Garman has had a long, long, long history in federal contracting and still understands what’s happening in government acquisition today. President Barack Obama is eying contracting reforms in the Defense Department, and Garman knows the department’s acquisition processes and, no doubt, its faults.
She’s currently a staffer on the House Armed Services Committee and has been there since 2007—her second stint with the committee.
She moved to the committee after being senior vice president of the Contract Services Association of America since 1998. She was a 2002 Federal 100 award winner while at CSA for her work on a broad initiative against requiring public-private competitions for federal work. Here’s a long bio of Garman.
From 1990 to 1995, Garman was a staff member on the House Armed Services Committee and was instrumental in drafting the Federal Acquisition Streamlining Act of 1994—the first major comprehensive reform of the government’s acquisition system in more than a decade.

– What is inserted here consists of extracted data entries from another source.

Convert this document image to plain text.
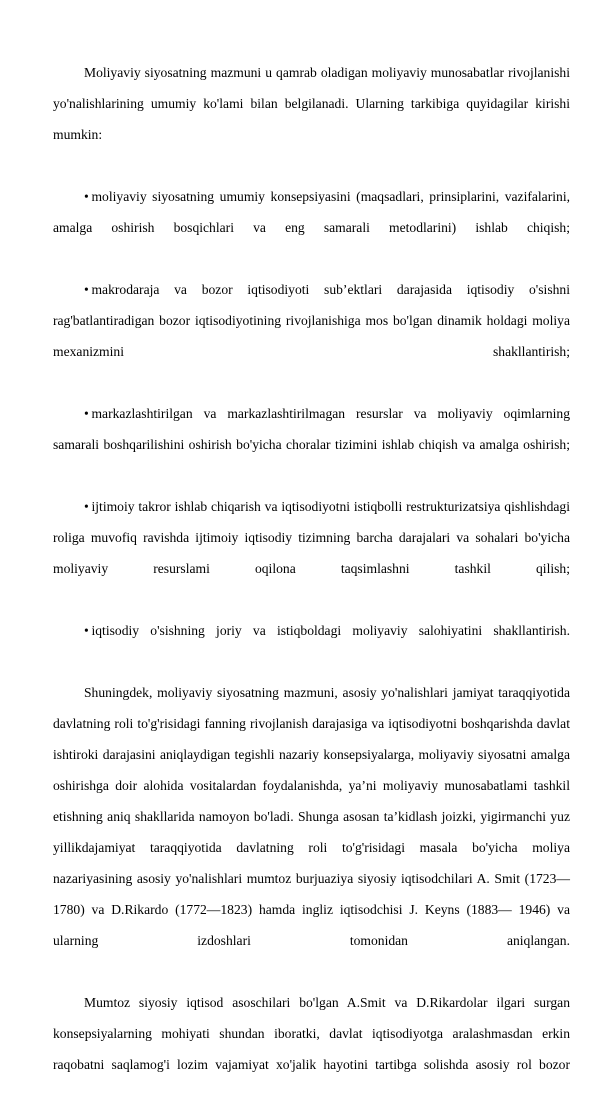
Moliyaviy siyosatning mazmuni u qamrab oladigan moliyaviy munosabatlar rivojlanishi yo'nalishlarining umumiy ko'lami bilan belgilanadi. Ularning tarkibiga quyidagilar kirishi mumkin:

• moliyaviy siyosatning umumiy konsepsiyasini (maqsadlari, prinsiplarini, vazifalarini, amalga oshirish bosqichlari va eng samarali metodlarini) ishlab chiqish;

• makrodaraja va bozor iqtisodiyoti sub’ektlari darajasida iqtisodiy o'sishni rag'batlantiradigan bozor iqtisodiyotining rivojlanishiga mos bo'lgan dinamik holdagi moliya mexanizmini shakllantirish;

• markazlashtirilgan va markazlashtirilmagan resurslar va moliyaviy oqimlarning samarali boshqarilishini oshirish bo'yicha choralar tizimini ishlab chiqish va amalga oshirish;

• ijtimoiy takror ishlab chiqarish va iqtisodiyotni istiqbolli restrukturizatsiya qishlishdagi roliga muvofiq ravishda ijtimoiy iqtisodiy tizimning barcha darajalari va sohalari bo'yicha moliyaviy resurslami oqilona taqsimlashni tashkil qilish;

• iqtisodiy o'sishning joriy va istiqboldagi moliyaviy salohiyatini shakllantirish.

Shuningdek, moliyaviy siyosatning mazmuni, asosiy yo'nalishlari jamiyat taraqqiyotida davlatning roli to'g'risidagi fanning rivojlanish darajasiga va iqtisodiyotni boshqarishda davlat ishtiroki darajasini aniqlaydigan tegishli nazariy konsepsiyalarga, moliyaviy siyosatni amalga oshirishga doir alohida vositalardan foydalanishda, ya’ni moliyaviy munosabatlami tashkil etishning aniq shakllarida namoyon bo'ladi. Shunga asosan ta’kidlash joizki, yigirmanchi yuz yillikdajamiyat taraqqiyotida davlatning roli to'g'risidagi masala bo'yicha moliya nazariyasining asosiy yo'nalishlari mumtoz burjuaziya siyosiy iqtisodchilari A. Smit (1723—1780) va D.Rikardo (1772—1823) hamda ingliz iqtisodchisi J. Keyns (1883— 1946) va ularning izdoshlari tomonidan aniqlangan.

Mumtoz siyosiy iqtisod asoschilari bo'lgan A.Smit va D.Rikardolar ilgari surgan konsepsiyalarning mohiyati shundan iboratki, davlat iqtisodiyotga aralashmasdan erkin raqobatni saqlamog'i lozim vajamiyat xo'jalik hayotini tartibga solishda asosiy rol bozor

In March Obama said acquisition problems are governmentwide, but he focused on the defense contracting.
“Last year, the Government Accountability Office, GAO, looked into 95 major defense projects and found cost overruns that totaled $295 billion. Let me repeat: That’s $295 billion in wasteful spending. And this wasteful spending has many sources. It comes from investments and unproven technologies. It comes from a lack of oversight. It comes from influence peddling and indefensible no-bid contracts that have cost American taxpayers billions of dollars,” Obama said during a March 4 press conference in which he announced his procurement reforms memo. In May, Obama signed into law the Weapons Systems Acquisition Reform Act as a way to put tighter holds on how the Defense Department buys major weapons systems.
Garman is one of the names floating around the acquisition community as a possible nominee, along with David Gragan, the District of Columbia's chief procurement officer. He didn’t respond yesterday to an e-mail or voicemail about the job. David Yarkin, a deputy secretary for procurement of the Pennsylvania Department of General Services from 2003 to 2005, is another name I've heard that the Office of Management and Budget officials interviewed, but he quickly said he was not a candidate for the job.
Interestingly, based on conversations, people well-connected to the federal acquisition community have been stumped about who the White House will name as nominee for the OFPP administrator job. Most nominees’ names for other government jobs are leaked out before the official announcement. This is a different case.
Questions:
Do you think Garman has the leadership skills needed?
Also, should this OFPP job be considered so important as to be kept such a secret?